Zombies are Mindless Eaters
Mindless eating is destructive. And not just in the mouth of a cannibalistic reanimated corpse. It’s destructive for those of us who are still living.
Mindless eating has many manifestations. There’s the couch potato snacking. The microwavable dinner. The instant rice lunch (cause that’s all that I bought at the store). And of course, overeating. Many of us have fallen victim to at least one of these bad habits. I personally have eaten A LOT of instant rice.
All of these habits are a result of a society that has moved away from home cooking. And each one can be seen as a step toward the chronic health problems that Americans uniquely face.
Couch potato snacking. When done infrequently it can be one of the best uses of a Saturday ever. But the problem is, if you do it at all, you probably do it a lot, amiright? It’s the “Ooo! Piece of candy. Ooo! Piece of candy. Ooo! Piece of candy,” that when put on repeat leads to no real meals for that day and a belly full of food-like substitutes. This is like your legless zombie that happened to land in a high-traffic area. It just grabs the ankle of an unsuspecting traveler and gorges until the next unsuspecting traveler comes along.
The microwavable dinner. Ok, yeah, it says it’s edible. Or maybe it doesn’t, but it’s from a grocery store and sold in the “frozen food” aisle, right? It’s cheap and prepackaged, because they really don’t what you to think about it. But if you read the back of the box, it probably has a list of ingredients the size of the Gettysburg Address, and maybe one item on that list is actual food. It’s been processed so much that they feel the need to add the nutrients back in (that’s what they mean by “fortified”). And it’ll just leave you hungry in a couple hours, because you didn’t actually eat anything your body could use. Trust me, just because the reanimated corpse is walking and moving it’s jaw does not mean it’s a person. In this case it’s the food that’s the zombie. Reanimated dead food.
Instant rice ’cause that’s all I bought. This used to be my biggest mindless eating problem. Before I learned how to cook, I just bought… whatever. Which means I just ate… whatever. Going to the grocery store was a little like going to a foreign country. It was so intimidating. All of these food items and I hadn’t the faintest idea how they went together. So instant rice happened, because I could handle “boil water and let it sit.” Zombies will just eat whatever happens to come along as well. This means skunk, bear, or sickly human. Sometimes it’s gross (even for a zombie). Sometimes it lops their head off. Whatever.
Overeating.

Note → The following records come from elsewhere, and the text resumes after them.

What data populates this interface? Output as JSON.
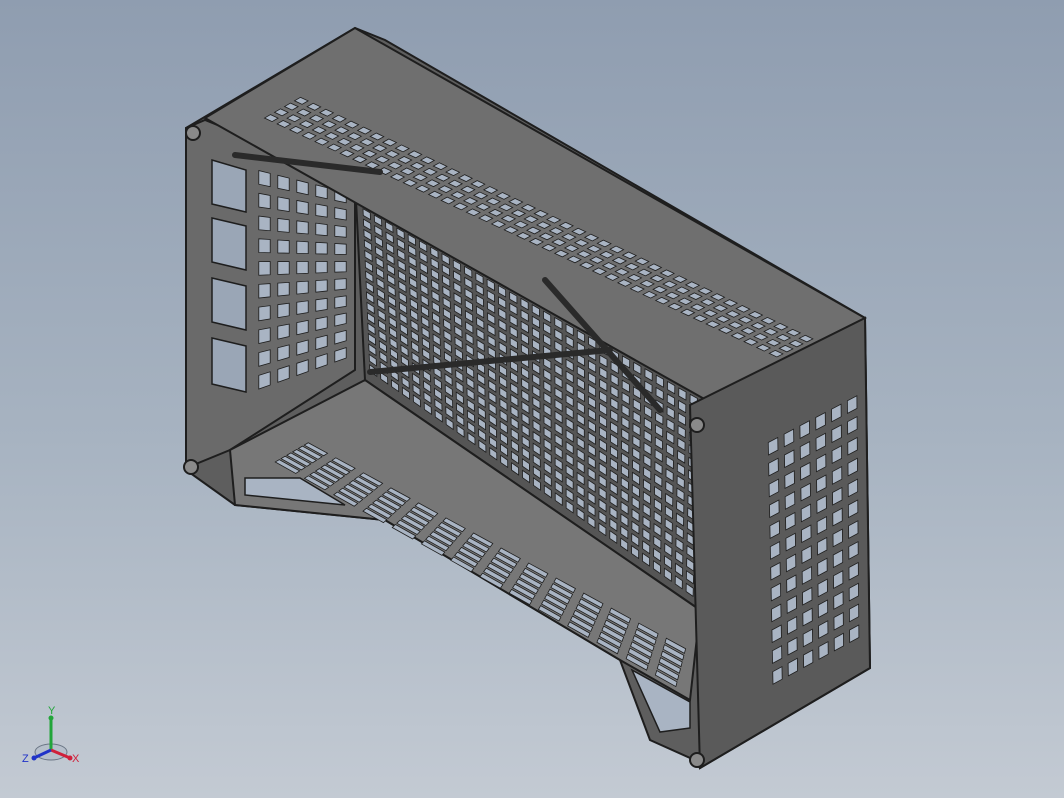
{
  "viewport": {
    "background_top": "#8f9db0",
    "background_bottom": "#c3cad3",
    "model": {
      "kind": "crate-3d-wireframe",
      "edge_color": "#1e1e1e",
      "face_dark": "#4a4a4a",
      "face_mid": "#6d6d6d",
      "face_light": "#8a8a8a",
      "hole_color": "#a9b4c3"
    }
  },
  "triad": {
    "y_label": "Y",
    "x_label": "X",
    "z_label": "Z",
    "y_color": "#22a53a",
    "x_color": "#d0203a",
    "z_color": "#2033c8"
  }
}
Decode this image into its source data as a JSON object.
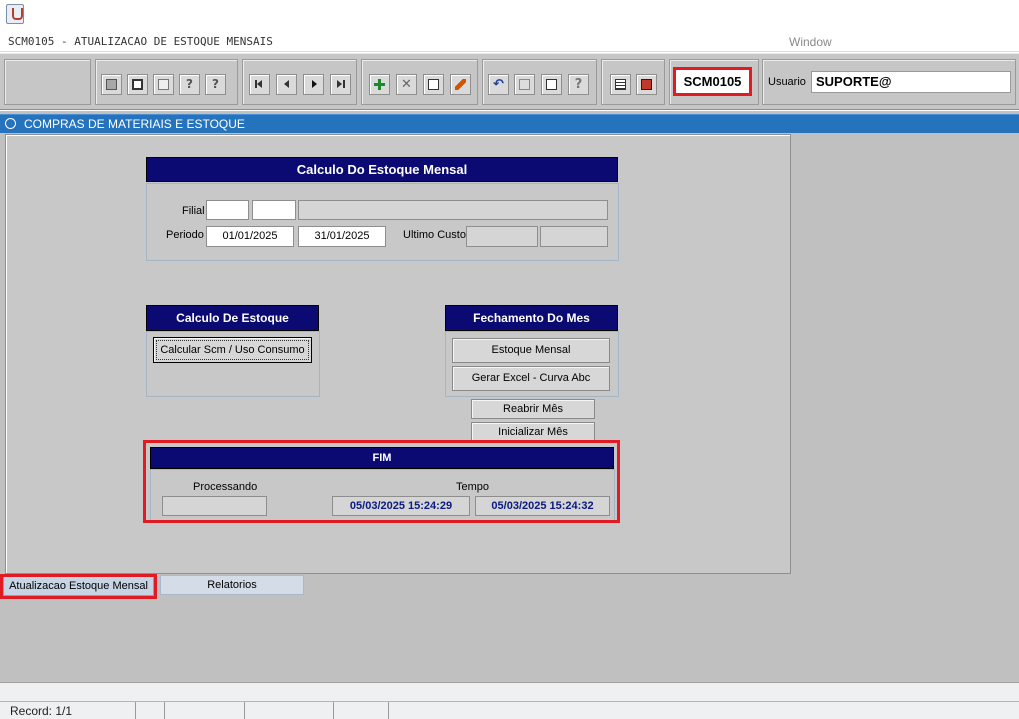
{
  "window": {
    "title": "SCM0105 - ATUALIZACAO DE ESTOQUE MENSAIS",
    "menu": "Window"
  },
  "toolbar": {
    "form_code": "SCM0105",
    "user_label": "Usuario",
    "user_value": "SUPORTE@"
  },
  "module": {
    "title": "COMPRAS DE MATERIAIS E ESTOQUE"
  },
  "calc_panel": {
    "title": "Calculo Do Estoque Mensal",
    "filial_label": "Filial",
    "periodo_label": "Periodo",
    "periodo_start": "01/01/2025",
    "periodo_end": "31/01/2025",
    "ultimo_custo_label": "Ultimo Custo"
  },
  "calculo_estoque": {
    "title": "Calculo De Estoque",
    "calcular_button": "Calcular Scm / Uso Consumo"
  },
  "fechamento": {
    "title": "Fechamento Do Mes",
    "estoque_mensal_button": "Estoque Mensal",
    "gerar_excel_button": "Gerar Excel - Curva Abc",
    "reabrir_button": "Reabrir Mês",
    "inicializar_button": "Inicializar Mês"
  },
  "fim": {
    "title": "FIM",
    "processando_label": "Processando",
    "tempo_label": "Tempo",
    "tempo_start": "05/03/2025 15:24:29",
    "tempo_end": "05/03/2025 15:24:32"
  },
  "tabs": [
    {
      "label": "Atualizacao Estoque Mensal",
      "active": true
    },
    {
      "label": "Relatorios",
      "active": false
    }
  ],
  "status": {
    "record": "Record: 1/1"
  },
  "colors": {
    "frame_title_bg": "#0a0a72",
    "module_bar": "#2673bd",
    "highlight": "#e01b24"
  }
}
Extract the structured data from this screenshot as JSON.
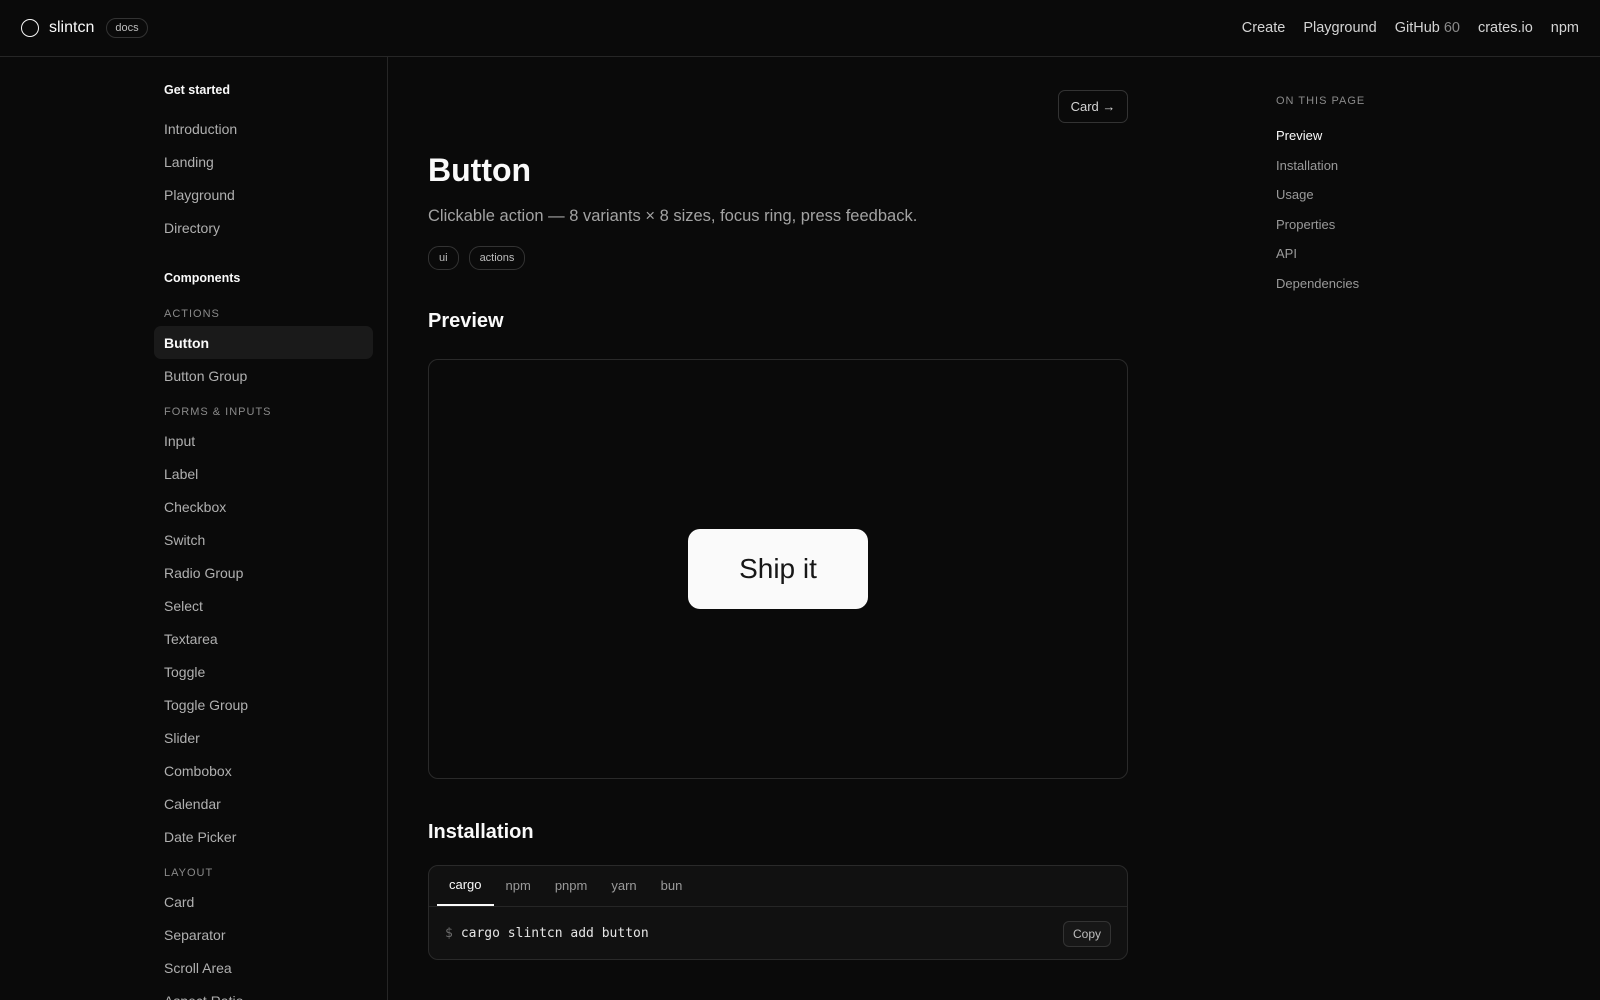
{
  "header": {
    "brand": "slintcn",
    "badge": "docs",
    "nav": {
      "create": "Create",
      "playground": "Playground",
      "github": "GitHub",
      "github_count": "60",
      "crates": "crates.io",
      "npm": "npm"
    }
  },
  "sidebar": {
    "get_started": {
      "heading": "Get started",
      "items": [
        "Introduction",
        "Landing",
        "Playground",
        "Directory"
      ]
    },
    "components": {
      "heading": "Components",
      "actions_label": "ACTIONS",
      "actions": [
        "Button",
        "Button Group"
      ],
      "forms_label": "FORMS & INPUTS",
      "forms": [
        "Input",
        "Label",
        "Checkbox",
        "Switch",
        "Radio Group",
        "Select",
        "Textarea",
        "Toggle",
        "Toggle Group",
        "Slider",
        "Combobox",
        "Calendar",
        "Date Picker"
      ],
      "layout_label": "LAYOUT",
      "layout": [
        "Card",
        "Separator",
        "Scroll Area",
        "Aspect Ratio"
      ]
    },
    "active": "Button"
  },
  "main": {
    "next_link": "Card →",
    "title": "Button",
    "description": "Clickable action — 8 variants × 8 sizes, focus ring, press feedback.",
    "tags": [
      "ui",
      "actions"
    ],
    "preview_heading": "Preview",
    "preview_button": "Ship it",
    "installation_heading": "Installation",
    "package_managers": [
      "cargo",
      "npm",
      "pnpm",
      "yarn",
      "bun"
    ],
    "active_pm": "cargo",
    "prompt": "$",
    "command": "cargo slintcn add button",
    "copy_label": "Copy"
  },
  "toc": {
    "title": "ON THIS PAGE",
    "items": [
      "Preview",
      "Installation",
      "Usage",
      "Properties",
      "API",
      "Dependencies"
    ],
    "active": "Preview"
  }
}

This might be the number one mindless eating problem in America. Most of us are trained from an early age to clean our plate. That would be fine, except remember the last time you went out for Italian food? The pasta bowl was so heavy they had to wheel it out to you. In America we seem to have a silent competition going for who can fit the most food on a plate. This is your zombie that has a big hole right below the rib cage and everything that goes in the mouth just falls on the floor. It would make sense that all zombies would end up this way eventually. They have no limits, so they would just eat until their torso explodes (ewwww). And in a way, the other mindless eating habits all seem to lead here as well.

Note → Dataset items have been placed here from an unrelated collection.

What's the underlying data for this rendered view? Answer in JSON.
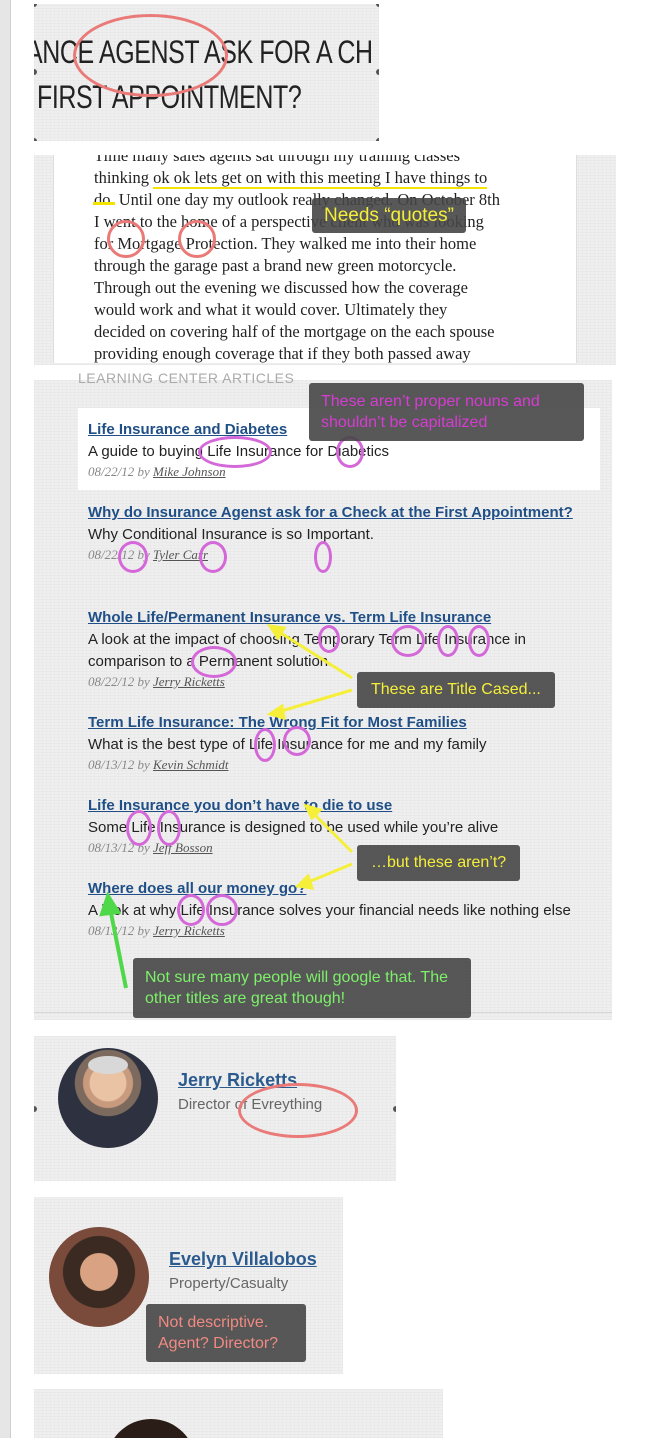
{
  "title": {
    "line1": "ANCE AGENST ASK FOR A CH",
    "line2": "FIRST APPOINTMENT?"
  },
  "article": {
    "lines": [
      "Time many sales agents sat through my training classes",
      "thinking ok ok lets get on with this meeting I have things to",
      "do. Until one day my outlook really changed. On October 8th",
      "I went to the home of a perspective client who was looking",
      "for Mortgage Protection. They walked me into their home",
      "through the garage past a brand new green motorcycle.",
      "Through out the evening we discussed how the coverage",
      "would work and what it would cover. Ultimately they",
      "decided on covering half of the mortgage on the each spouse",
      "providing enough coverage that if they both passed away"
    ],
    "highlight": "ok ok lets get on with this meeting I have things to"
  },
  "section_label": "LEARNING CENTER ARTICLES",
  "articles": [
    {
      "title": "Life Insurance and Diabetes",
      "desc": "A guide to buying Life Insurance for Diabetics",
      "date": "08/22/12",
      "by": "by",
      "author": "Mike Johnson"
    },
    {
      "title": "Why do Insurance Agenst ask for a Check at the First Appointment?",
      "desc": "Why Conditional Insurance is so Important.",
      "date": "08/22/12",
      "by": "by",
      "author": "Tyler Carr"
    },
    {
      "title": "Whole Life/Permanent Insurance vs. Term Life Insurance",
      "desc": "A look at the impact of choosing Temporary Term Life Insurance in comparison to a Permanent solution.",
      "date": "08/22/12",
      "by": "by",
      "author": "Jerry Ricketts"
    },
    {
      "title": "Term Life Insurance: The Wrong Fit for Most Families",
      "desc": "What is the best type of Life Insurance for me and my family",
      "date": "08/13/12",
      "by": "by",
      "author": "Kevin Schmidt"
    },
    {
      "title": "Life Insurance you don’t have to die to use",
      "desc": "Some Life Insurance is designed to be used while you’re alive",
      "date": "08/13/12",
      "by": "by",
      "author": "Jeff Bosson"
    },
    {
      "title": "Where does all our money go?",
      "desc": "A look at why Life Insurance solves your financial needs like nothing else",
      "date": "08/13/12",
      "by": "by",
      "author": "Jerry Ricketts"
    }
  ],
  "callouts": {
    "quotes": "Needs “quotes”",
    "proper_nouns": "These aren’t proper nouns and shouldn’t be capitalized",
    "title_cased": "These are Title Cased...",
    "but_not": "…but these aren’t?",
    "google": "Not sure many people will google that. The other titles are great though!",
    "not_descriptive": "Not descriptive. Agent? Director?"
  },
  "people": [
    {
      "name": "Jerry Ricketts",
      "role": "Director of Evreything"
    },
    {
      "name": "Evelyn Villalobos",
      "role": "Property/Casualty"
    }
  ],
  "colors": {
    "link": "#1f4f86",
    "yellow_callout_text": "#f5ef3a",
    "green_callout_text": "#7df06a",
    "magenta_callout_text": "#d63cd2",
    "salmon_callout_text": "#f08a82",
    "red_oval": "#e97a78",
    "pink_oval": "#d468d9"
  }
}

There are solutions to these problems, most of which start at that foreign country, the grocery store.
- Limit your snack purchases to a small quantity of healthy items, like fruit or nuts. Does that sound incredibly boring? Then get one package of your favorite snack and divvy it up into portions ahead of time. That way you won’t run out either. Bonus!
- Read the ingredients list. If you can’t pronounce it, it’s not food.
- Don’t be intimidated by all of the options. The easiest way to deal with the grocery store is to avoid the center aisles altogether and loop the perimeter. This is where your raw ingredients live: fruits, veggies, dairy, bread, meat, (alcohol). No, they don’t come with instructions, so if that’s still a problem stick around. Here at Lust for Cooking, our goal is make sense of those ingredients as we go.
- Planning your purchases also helps prevent overeating. That way you don’t just grab and eat whatever bodies-ahem-food stuffs are lying around. But also, put less on your plate, or get smaller plates. Really, this helps. And eat slower (a huge issue for me). There (hopefully) are no zombies behind you that will gobble your meal up before you do. It takes 20 minutes for the brain to know the stomach is full. The slower you eat, the easier it will be for your brain (cause you do have one) to catch up. You’ll be surprised how satisfied you can be with a smaller nutritious meal.
Don’t be a zombie. Our goal at Lust for Cooking is to invert the definition of a zombie. Mindless Eaters become Mindful Eaters.
Remember the zombie isn’t just mindless. It’s also dead. For reals dead. And death can be a consequence of mindless eating. Hey, zombies make more zombies.